One of the country’s biggest legal marijuana companies is ready to open a pot supermarket in downtown Boston — possibly as soon as later this week, the Herald has learned.
Ascend is preparing a “soft opening” with a target date of Thursday for a 16,000-square-foot dispensary on Friend Street across from North Station and TD Garden. The Massachusetts Cannabis Control Commission has backed the shop.
It will be the city’s biggest dispensary and wary West End neighbors say they’ll be keeping an eye on how it all rolls out.
“We’ll be watching,” said Jane Wilson, a former president of the West End Civic Association.
“We have a good neighbor agreement and that includes no lines outside the shop,” Wilson told the Herald Monday. “They agreed to make it the most safe, most monitored and agreed upon the rules.”
Andrea Cabral, the former Suffolk Sheriff, is CEO of Massachusetts Ascend Wellness Holdings and, according to Wilson, has worked with the West End neighbors on how the pot shop will operate.
Ascend’s website promises “a wide selection of high-quality cannabis products, a digital ordering experience, and knowledgeable budtenders in a safe environment.” The website also states the company will open two more retail stores, in Newton and New Bedford.

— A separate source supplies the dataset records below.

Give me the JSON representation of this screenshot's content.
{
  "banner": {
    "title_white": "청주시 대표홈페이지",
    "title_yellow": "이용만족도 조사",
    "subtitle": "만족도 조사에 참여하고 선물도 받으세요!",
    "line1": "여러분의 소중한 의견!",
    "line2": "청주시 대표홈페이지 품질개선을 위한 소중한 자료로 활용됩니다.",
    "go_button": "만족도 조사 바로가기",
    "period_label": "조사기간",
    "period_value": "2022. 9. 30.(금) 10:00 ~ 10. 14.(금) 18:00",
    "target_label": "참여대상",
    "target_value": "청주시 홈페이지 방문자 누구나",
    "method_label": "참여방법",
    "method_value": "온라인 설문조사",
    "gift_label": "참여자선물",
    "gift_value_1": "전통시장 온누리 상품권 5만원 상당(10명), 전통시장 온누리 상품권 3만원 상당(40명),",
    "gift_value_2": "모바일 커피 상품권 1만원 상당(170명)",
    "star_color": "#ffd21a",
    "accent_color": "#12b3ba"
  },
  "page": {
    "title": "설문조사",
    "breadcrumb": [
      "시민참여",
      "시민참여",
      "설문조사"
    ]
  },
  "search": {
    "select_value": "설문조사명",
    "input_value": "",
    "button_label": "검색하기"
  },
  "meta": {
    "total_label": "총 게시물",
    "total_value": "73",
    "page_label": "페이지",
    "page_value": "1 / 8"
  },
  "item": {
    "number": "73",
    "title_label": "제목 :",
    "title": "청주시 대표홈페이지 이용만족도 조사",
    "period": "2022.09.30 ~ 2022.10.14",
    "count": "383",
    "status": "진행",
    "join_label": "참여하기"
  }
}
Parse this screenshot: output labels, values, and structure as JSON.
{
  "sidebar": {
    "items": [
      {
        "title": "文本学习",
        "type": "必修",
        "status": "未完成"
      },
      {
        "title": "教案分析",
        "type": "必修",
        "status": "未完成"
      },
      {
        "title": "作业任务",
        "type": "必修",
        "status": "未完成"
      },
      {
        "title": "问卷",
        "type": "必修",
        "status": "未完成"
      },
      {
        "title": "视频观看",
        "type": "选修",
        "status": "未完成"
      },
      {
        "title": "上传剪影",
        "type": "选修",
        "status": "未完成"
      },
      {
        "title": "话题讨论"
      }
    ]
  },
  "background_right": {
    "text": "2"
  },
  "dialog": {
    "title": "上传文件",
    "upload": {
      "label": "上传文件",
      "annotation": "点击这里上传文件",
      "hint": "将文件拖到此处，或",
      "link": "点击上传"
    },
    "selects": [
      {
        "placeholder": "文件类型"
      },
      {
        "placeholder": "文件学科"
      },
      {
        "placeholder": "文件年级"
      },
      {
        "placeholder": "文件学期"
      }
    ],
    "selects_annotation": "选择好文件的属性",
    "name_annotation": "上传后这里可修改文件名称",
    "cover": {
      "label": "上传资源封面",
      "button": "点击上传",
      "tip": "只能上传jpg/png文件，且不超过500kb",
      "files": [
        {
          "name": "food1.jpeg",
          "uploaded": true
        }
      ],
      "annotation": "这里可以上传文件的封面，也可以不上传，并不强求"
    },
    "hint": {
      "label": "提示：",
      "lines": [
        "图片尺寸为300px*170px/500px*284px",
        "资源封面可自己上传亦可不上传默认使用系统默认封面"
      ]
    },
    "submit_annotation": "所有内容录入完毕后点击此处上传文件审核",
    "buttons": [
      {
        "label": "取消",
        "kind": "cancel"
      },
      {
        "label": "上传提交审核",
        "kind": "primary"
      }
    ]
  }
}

The company operates similar stores in Illinois and New Jersey, catering to both medical patients and legal recreational pot users.
Three other recreational dispensaries have opened in the city’s outer neighborhoods of Jamaica Plain, Roxbury and East Boston.
“Boston is way behind, even though voters overwhelmingly OK’d legal marijuana,” said Jim Borghesani, president at PrimePoint Media and a longtime pot proponent. “Consumers are finally going to be well-served.”
Massachusetts voters approved recreational marijuana use and sales in 2016.
Wilson said the West End didn’t have much to object to because pot is legal, but they do intend to hold Cabral to her word on controlling customers.
“Andrea Cabral knows everything that can go wrong,” Wilson said. “The problems will come during events at the Garden. That’s when they’ll need more security.”
She added now that pot shops are all over, demand may no longer be that high.
Some West End residents are worried about what one called the “zombies” who hang out all night on Causeway Street. That and a methadone clinic not too far away continue to tax both residents and police who keep a close eye on the area.
The pot shop opening comes as both the Bruins and Celtics are welcoming back some fans to the TD Garden. Concerts, however, won’t be packing them in the near future.